Let's see what happens when we insert a new record. First, we construct / synthesize a candidate key and put it into one of the columns in the INSERT statement. Then we fire the statement at the database and wait for an error. Let's assume we get a key violation back so we have a few options: we can change the key, we can ask the data supplier what to do, or we can punt. If we change the key automatically then we've simply ignored the duplicate detection problem and we might as well not have done any of this work. Same thing with punting except that it's overly harsh on the other side: the data doesn't go into the database.

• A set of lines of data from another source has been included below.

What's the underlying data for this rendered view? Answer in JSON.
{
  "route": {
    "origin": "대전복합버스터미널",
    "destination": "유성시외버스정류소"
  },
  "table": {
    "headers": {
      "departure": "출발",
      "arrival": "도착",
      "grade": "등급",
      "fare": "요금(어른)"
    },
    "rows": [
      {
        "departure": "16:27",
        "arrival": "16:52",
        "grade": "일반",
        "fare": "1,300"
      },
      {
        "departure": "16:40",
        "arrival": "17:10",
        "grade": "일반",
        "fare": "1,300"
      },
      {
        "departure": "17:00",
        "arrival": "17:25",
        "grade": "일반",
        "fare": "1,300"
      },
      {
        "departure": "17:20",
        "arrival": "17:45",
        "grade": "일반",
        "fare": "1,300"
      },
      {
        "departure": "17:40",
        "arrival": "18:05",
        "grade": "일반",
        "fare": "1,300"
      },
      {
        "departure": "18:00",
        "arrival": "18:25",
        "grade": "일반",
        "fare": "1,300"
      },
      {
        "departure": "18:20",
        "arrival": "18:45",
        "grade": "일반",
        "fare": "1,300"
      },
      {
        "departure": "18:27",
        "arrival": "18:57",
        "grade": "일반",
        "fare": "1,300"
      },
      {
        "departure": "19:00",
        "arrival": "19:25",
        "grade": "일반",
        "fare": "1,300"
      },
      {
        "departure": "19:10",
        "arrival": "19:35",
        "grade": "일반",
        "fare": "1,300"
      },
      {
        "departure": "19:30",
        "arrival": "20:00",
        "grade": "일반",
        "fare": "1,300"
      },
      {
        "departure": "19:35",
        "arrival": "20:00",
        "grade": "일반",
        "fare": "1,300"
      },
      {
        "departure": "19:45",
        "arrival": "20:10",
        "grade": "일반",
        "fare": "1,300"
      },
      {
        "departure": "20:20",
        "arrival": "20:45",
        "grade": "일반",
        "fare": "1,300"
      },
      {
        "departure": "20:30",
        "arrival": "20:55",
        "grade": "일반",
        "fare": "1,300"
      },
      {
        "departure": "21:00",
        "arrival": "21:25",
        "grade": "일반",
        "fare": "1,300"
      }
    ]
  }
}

We might ask the user what to do. Well, simply telling them that their just-entered data would create a duplicate record in the system and therefore must be in error wouldn't be particularly useful. How would they know what part of it is in error? How would they even know what to do with a duplicate. One thing that DBS and ES did was return the new record and the existing duplicate(s) in a nice bit of dynamic UI so that the user could see both records essentially side-by-side and make a judgment call. This worked for our solution because we specifically engineered it so that there was a headless service running but a staff of "Error Resolution and Correction Clerks". That is, people were sitting in the dark waiting for bad data to pop up on their screen, they'd make a call based on the original data, the duplicate data, and occasionally the data from the source system.
Let's say we do something like the first approach where we simply return the "offending" records and the new record and let the user decide. Then, the user decides that these two records are actually different from one another but that the data is 100% correct. In this case the user or the system could mar the record in such a way that it's no longer considered a duplicate and complete the write operation. What just happened here? Well, the candidate key for the new item will no longer raise an error when it's the cause of a duplication because that key is different. We could mar the data in a predictable way so that the key stays intact but so that there's a "larger" unique key over the data, but again that wouldn’t cause the insert to fail.
The next option is to use a unique key over the candidate key plus some invented data (invented in a predictable way that is) and query the data on the candidate key before attempting an insert. Now we're getting somewhere. We allow duplicate candidate keys but invent a wider key that guarantees uniqueness (see above for details on the widening proof). But we still haven't solved the problem because we don't have a reasonable way to verify that a duplicate is really a duplicate.
This all gets horribly complex when you're dealing with multiple record types or subclasses of types (think of the customer case in MS-CRM where "customer" might mean Account or Contact. This means you need a candidate key that crosses type boundaries and that you have a way to reconcile duplicates across types.
Anyway, that's why duplicate detection is hard. Note that I didn't say it was impossible, just hard.